Tuesday, August 1, 2017

Rotary International, ORCA, and Warren Buffett's Three i's

    Rotary International (RI) appears to have survived the ORCA and Three i progressions, but it now faces a challenge common to all surviving institutions.  Before we discuss this common challenge, what are these progressions?   
    As research for this Rotatorial, I reviewed past Retention Central posts and read many articles on the natural progression of organizations.  As I made notes, I came up with my ORCA leadership progression - Originators create, Replicators improve, Copiers follow, and Airheads mess it up.  In a 2008 discussion with Charlie Rose, Mr. Buffett mentioned the Three i progression - innovators create, imitators enhance, and idiots screw it all up.  I was pleased with the similarities.  Unfortunately, that is where similarity between me and Mr. Buffett ceases.
     Back to the common challenge.  All institutions that survive these progressions must be innovative in continually creating ways and means to serve their stakeholders, innovations that often necessitate painful changes.  Leading such a recovery takes visionary, strong, consistent, and competent leadership.  Does RI have the fortitude and organizational structure to survive this painful process?  That is questionable because RI's present practices of selecting, educating, and supporting its leaders all too frequently generates people who are popular but ill-prepared or equipped to lead People of Action.  This is the ideal atmosphere for nurturing intellectual inbreeding, which again guides institutions into the last phase in both progressions, but at a more accelerated pace.  Ultimately, the institutions fail.
    Fortunately, RI presently has a group of imaginative, talented, and influential lions and lionesses that have been innovative in creating and leading change. These business minds recognized that RI's priority is to charter and support clubs as the clubs create and support Rotarians.  They have made major headway, but their road has been, and continues to be, blocked by sacred cows and mindsets, particularly in some legacy markets.  RI's present three-year Councils on Legislation and one and two-year officer terms can be serious roadblocks to progress and continuity in leadership.  Many senior leaders comprehend RI's basic task is to serve and support its two-tier network. Most appear to recognize that potential members, before they become Rotarians, are already People of Action Unfortunately these dedicated leaders continually bump headlong into practices, projects, and programs developed when the leaders at the ends of RI's ORCA and Three i progression cycles considered Rotarians to be ordinary volunteers and believed that the prime duty of clubs and those volunteers was to "feed the RI and TRF elephants".

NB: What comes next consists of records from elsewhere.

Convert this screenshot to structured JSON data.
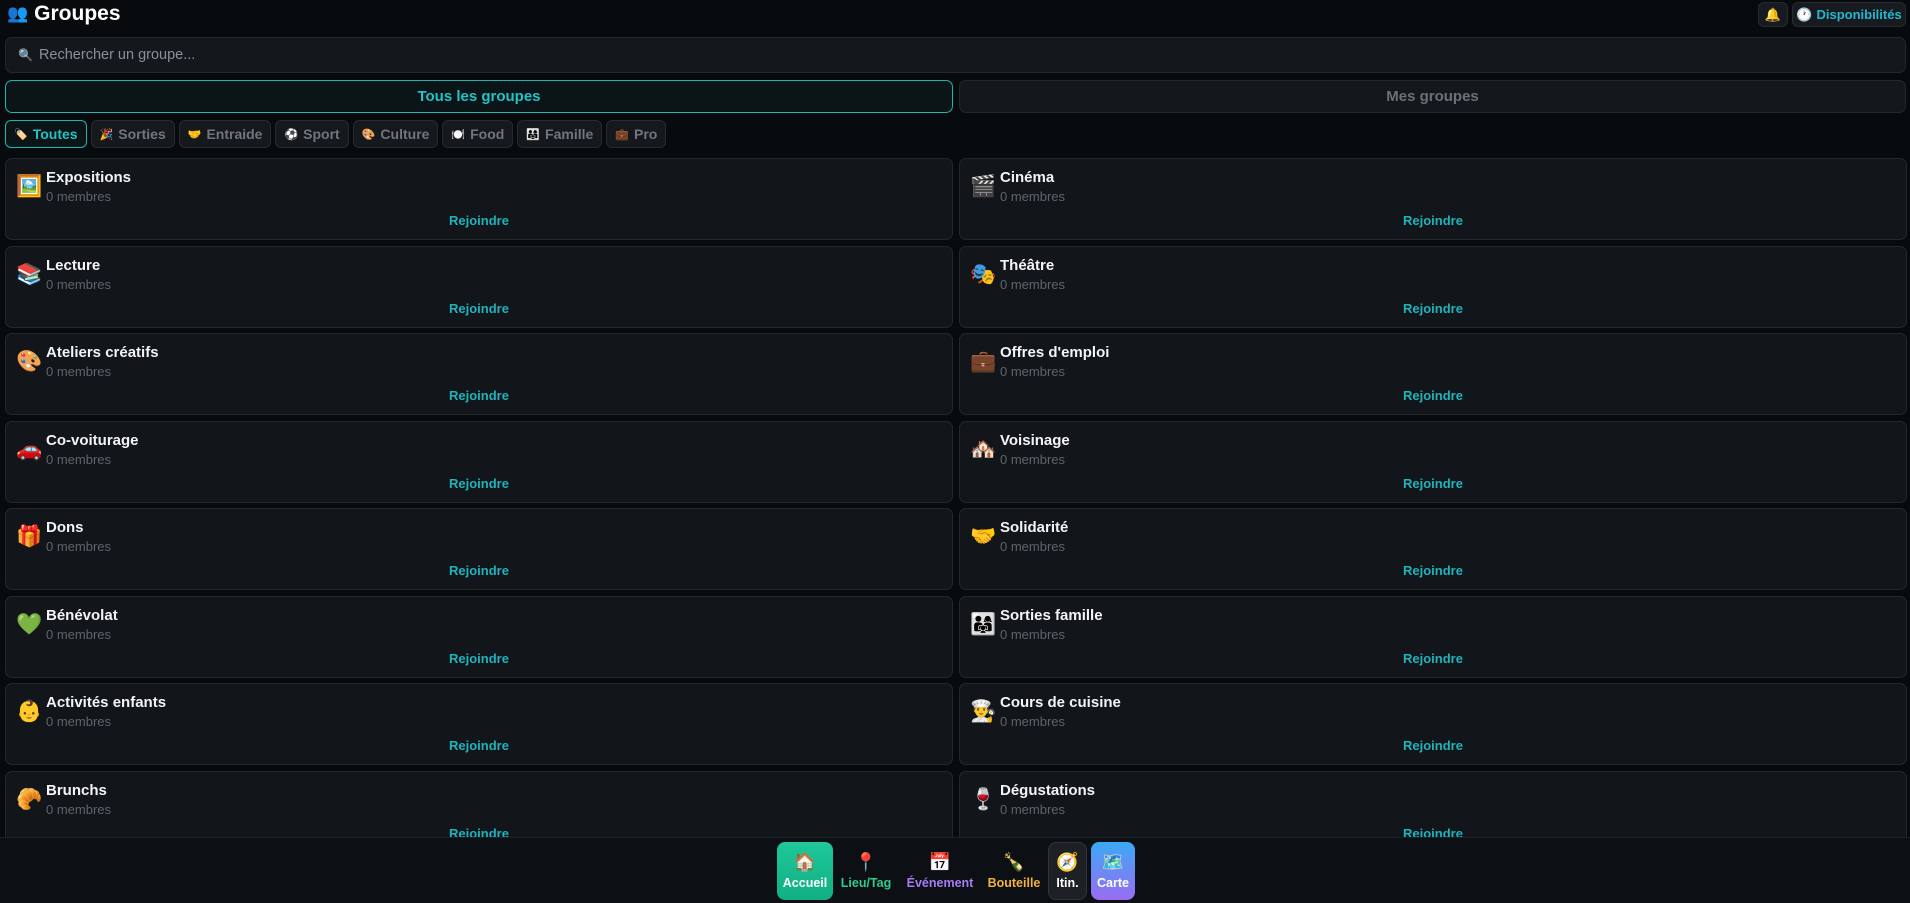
{
  "header": {
    "title_icon": "👥",
    "title": "Groupes",
    "bell_icon": "🔔",
    "dispo_icon": "🕐",
    "dispo_label": "Disponibilités"
  },
  "search": {
    "icon": "🔍",
    "placeholder": "Rechercher un groupe..."
  },
  "tabs": [
    {
      "label": "Tous les groupes",
      "active": true
    },
    {
      "label": "Mes groupes",
      "active": false
    }
  ],
  "chips": [
    {
      "icon": "🏷️",
      "label": "Toutes",
      "active": true
    },
    {
      "icon": "🎉",
      "label": "Sorties"
    },
    {
      "icon": "🤝",
      "label": "Entraide"
    },
    {
      "icon": "⚽",
      "label": "Sport"
    },
    {
      "icon": "🎨",
      "label": "Culture"
    },
    {
      "icon": "🍽️",
      "label": "Food"
    },
    {
      "icon": "👨‍👩‍👧",
      "label": "Famille"
    },
    {
      "icon": "💼",
      "label": "Pro"
    }
  ],
  "groups": [
    {
      "icon": "🖼️",
      "name": "Expositions",
      "members": "0 membres",
      "action": "Rejoindre"
    },
    {
      "icon": "🎬",
      "name": "Cinéma",
      "members": "0 membres",
      "action": "Rejoindre"
    },
    {
      "icon": "📚",
      "name": "Lecture",
      "members": "0 membres",
      "action": "Rejoindre"
    },
    {
      "icon": "🎭",
      "name": "Théâtre",
      "members": "0 membres",
      "action": "Rejoindre"
    },
    {
      "icon": "🎨",
      "name": "Ateliers créatifs",
      "members": "0 membres",
      "action": "Rejoindre"
    },
    {
      "icon": "💼",
      "name": "Offres d'emploi",
      "members": "0 membres",
      "action": "Rejoindre"
    },
    {
      "icon": "🚗",
      "name": "Co-voiturage",
      "members": "0 membres",
      "action": "Rejoindre"
    },
    {
      "icon": "🏘️",
      "name": "Voisinage",
      "members": "0 membres",
      "action": "Rejoindre"
    },
    {
      "icon": "🎁",
      "name": "Dons",
      "members": "0 membres",
      "action": "Rejoindre"
    },
    {
      "icon": "🤝",
      "name": "Solidarité",
      "members": "0 membres",
      "action": "Rejoindre"
    },
    {
      "icon": "💚",
      "name": "Bénévolat",
      "members": "0 membres",
      "action": "Rejoindre"
    },
    {
      "icon": "👨‍👩‍👧",
      "name": "Sorties famille",
      "members": "0 membres",
      "action": "Rejoindre"
    },
    {
      "icon": "👶",
      "name": "Activités enfants",
      "members": "0 membres",
      "action": "Rejoindre"
    },
    {
      "icon": "👨‍🍳",
      "name": "Cours de cuisine",
      "members": "0 membres",
      "action": "Rejoindre"
    },
    {
      "icon": "🥐",
      "name": "Brunchs",
      "members": "0 membres",
      "action": "Rejoindre"
    },
    {
      "icon": "🍷",
      "name": "Dégustations",
      "members": "0 membres",
      "action": "Rejoindre"
    }
  ],
  "bottom_nav": [
    {
      "icon": "🏠",
      "label": "Accueil"
    },
    {
      "icon": "📍",
      "label": "Lieu/Tag"
    },
    {
      "icon": "📅",
      "label": "Événement"
    },
    {
      "icon": "🍾",
      "label": "Bouteille"
    },
    {
      "icon": "🧭",
      "label": "Itin."
    },
    {
      "icon": "🗺️",
      "label": "Carte"
    }
  ]
}
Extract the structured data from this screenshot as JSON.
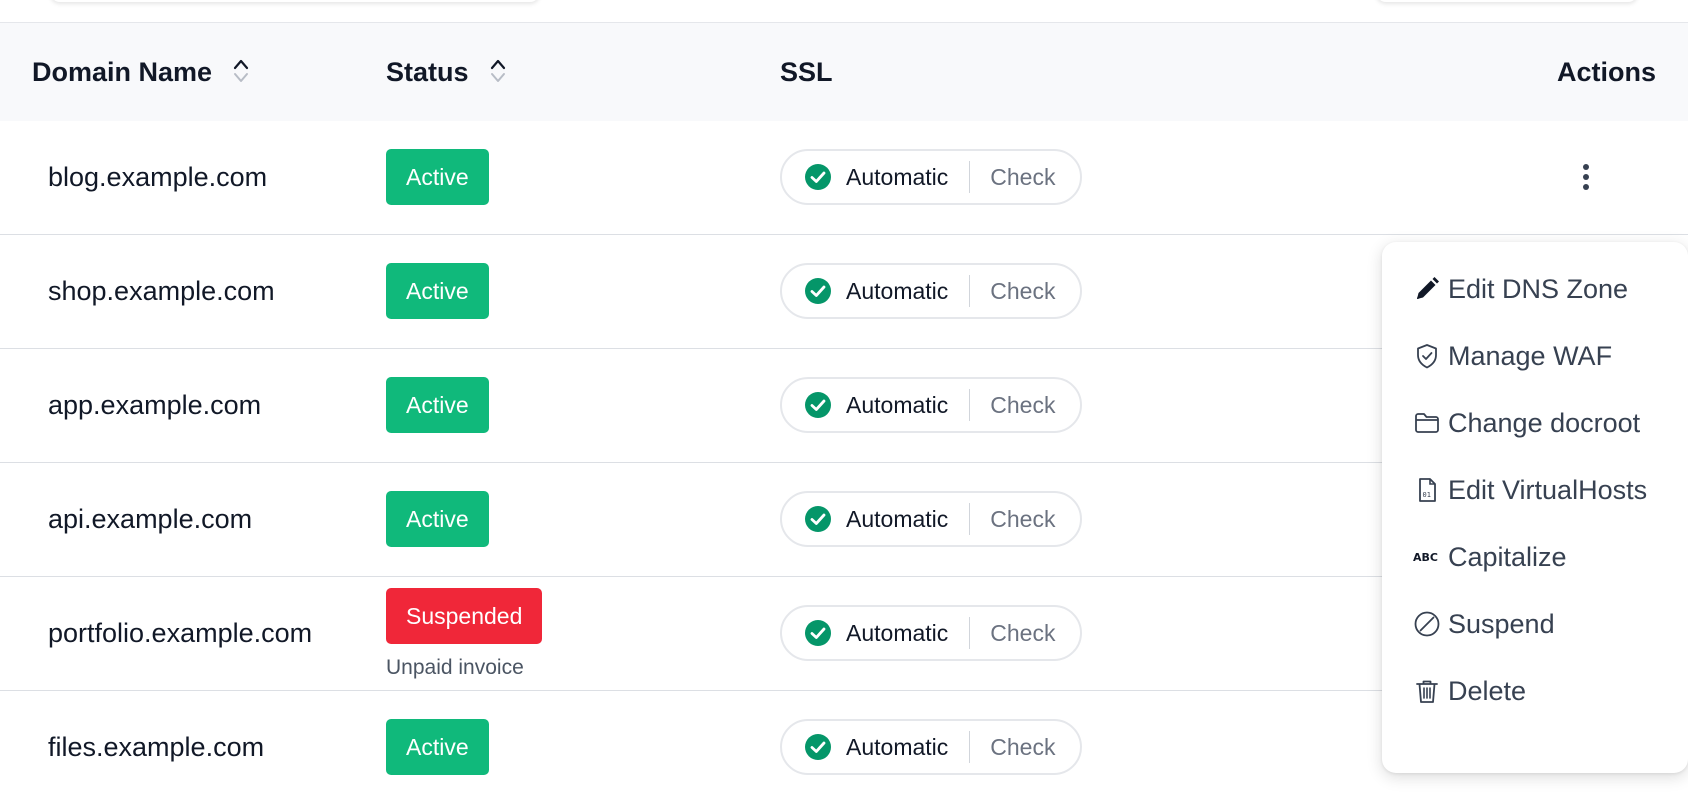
{
  "table": {
    "columns": {
      "domain": "Domain Name",
      "status": "Status",
      "ssl": "SSL",
      "actions": "Actions"
    },
    "rows": [
      {
        "domain": "blog.example.com",
        "status": "Active",
        "status_note": "",
        "ssl_mode": "Automatic",
        "ssl_action": "Check"
      },
      {
        "domain": "shop.example.com",
        "status": "Active",
        "status_note": "",
        "ssl_mode": "Automatic",
        "ssl_action": "Check"
      },
      {
        "domain": "app.example.com",
        "status": "Active",
        "status_note": "",
        "ssl_mode": "Automatic",
        "ssl_action": "Check"
      },
      {
        "domain": "api.example.com",
        "status": "Active",
        "status_note": "",
        "ssl_mode": "Automatic",
        "ssl_action": "Check"
      },
      {
        "domain": "portfolio.example.com",
        "status": "Suspended",
        "status_note": "Unpaid invoice",
        "ssl_mode": "Automatic",
        "ssl_action": "Check"
      },
      {
        "domain": "files.example.com",
        "status": "Active",
        "status_note": "",
        "ssl_mode": "Automatic",
        "ssl_action": "Check"
      }
    ]
  },
  "actions_menu": {
    "items": [
      {
        "label": "Edit DNS Zone",
        "icon": "pencil-icon"
      },
      {
        "label": "Manage WAF",
        "icon": "shield-check-icon"
      },
      {
        "label": "Change docroot",
        "icon": "folder-icon"
      },
      {
        "label": "Edit VirtualHosts",
        "icon": "file-code-icon"
      },
      {
        "label": "Capitalize",
        "icon": "abc-icon"
      },
      {
        "label": "Suspend",
        "icon": "slash-circle-icon"
      },
      {
        "label": "Delete",
        "icon": "trash-icon"
      }
    ]
  },
  "colors": {
    "active": "#10b97b",
    "suspended": "#f02739",
    "ssl_ok": "#059669",
    "header_bg": "#f8f9fb"
  }
}
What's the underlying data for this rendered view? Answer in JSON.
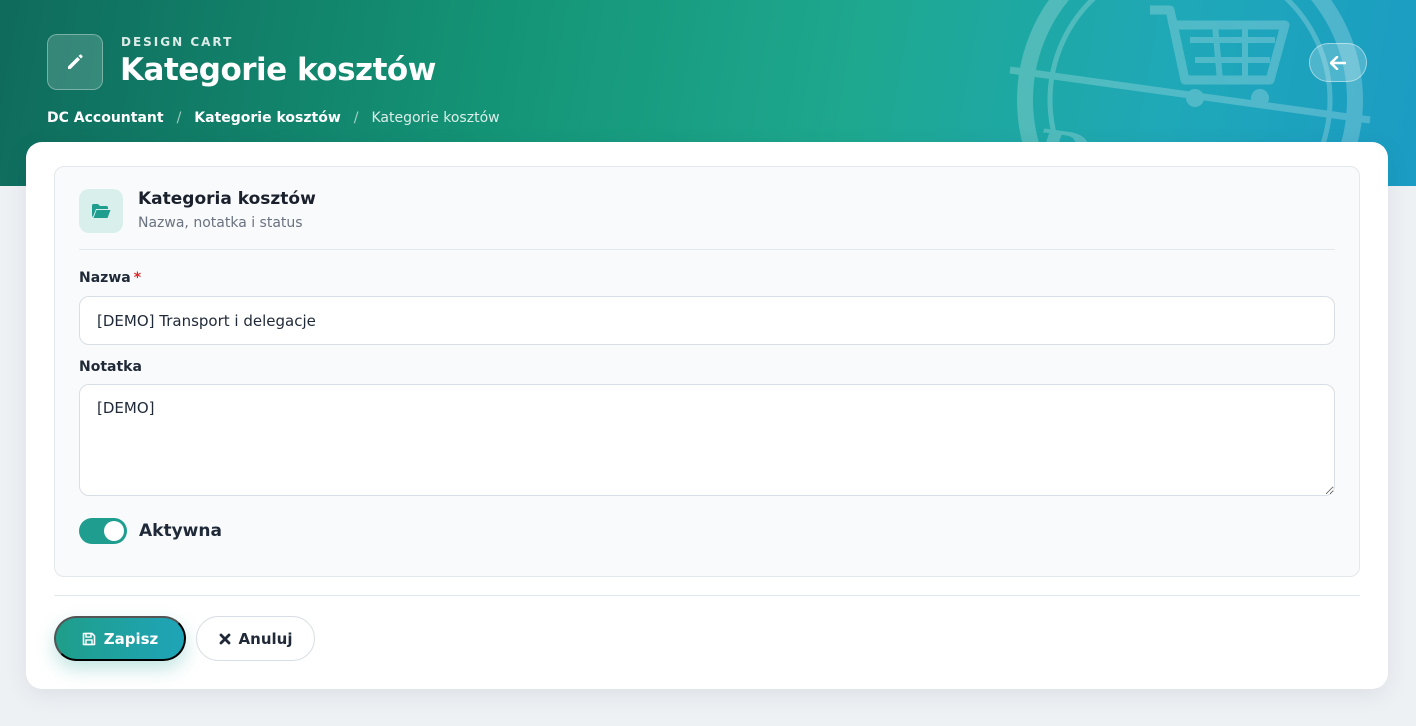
{
  "header": {
    "eyebrow": "DESIGN CART",
    "title": "Kategorie kosztów",
    "edit_icon": "pencil-icon",
    "back_icon": "arrow-left-icon",
    "logo_text": "Design"
  },
  "breadcrumb": {
    "items": [
      {
        "label": "DC Accountant"
      },
      {
        "label": "Kategorie kosztów"
      },
      {
        "label": "Kategorie kosztów"
      }
    ],
    "separator": "/"
  },
  "section": {
    "icon": "folder-open-icon",
    "title": "Kategoria kosztów",
    "subtitle": "Nazwa, notatka i status"
  },
  "form": {
    "name_label": "Nazwa",
    "required_mark": "*",
    "name_value": "[DEMO] Transport i delegacje",
    "note_label": "Notatka",
    "note_value": "[DEMO]",
    "active_label": "Aktywna",
    "active": true
  },
  "actions": {
    "save_label": "Zapisz",
    "cancel_label": "Anuluj"
  },
  "colors": {
    "accent": "#1f9e90",
    "required": "#dc2626"
  }
}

      Senior Rotary and staff leaders must evaluate every practice, project, program, seminar, assembly, award and citation RI and TRF proposes, requires, and/or supports.  Each activity should deliver a value to People of Action commensurate with the time, talent and treasure they expend. If such values are not delivered, the actions should be changed or eliminated.  Otherwise RI will begin struggling through the ORCA and Three i progression cycles once the present modern thinkers and innovators serve out their terms.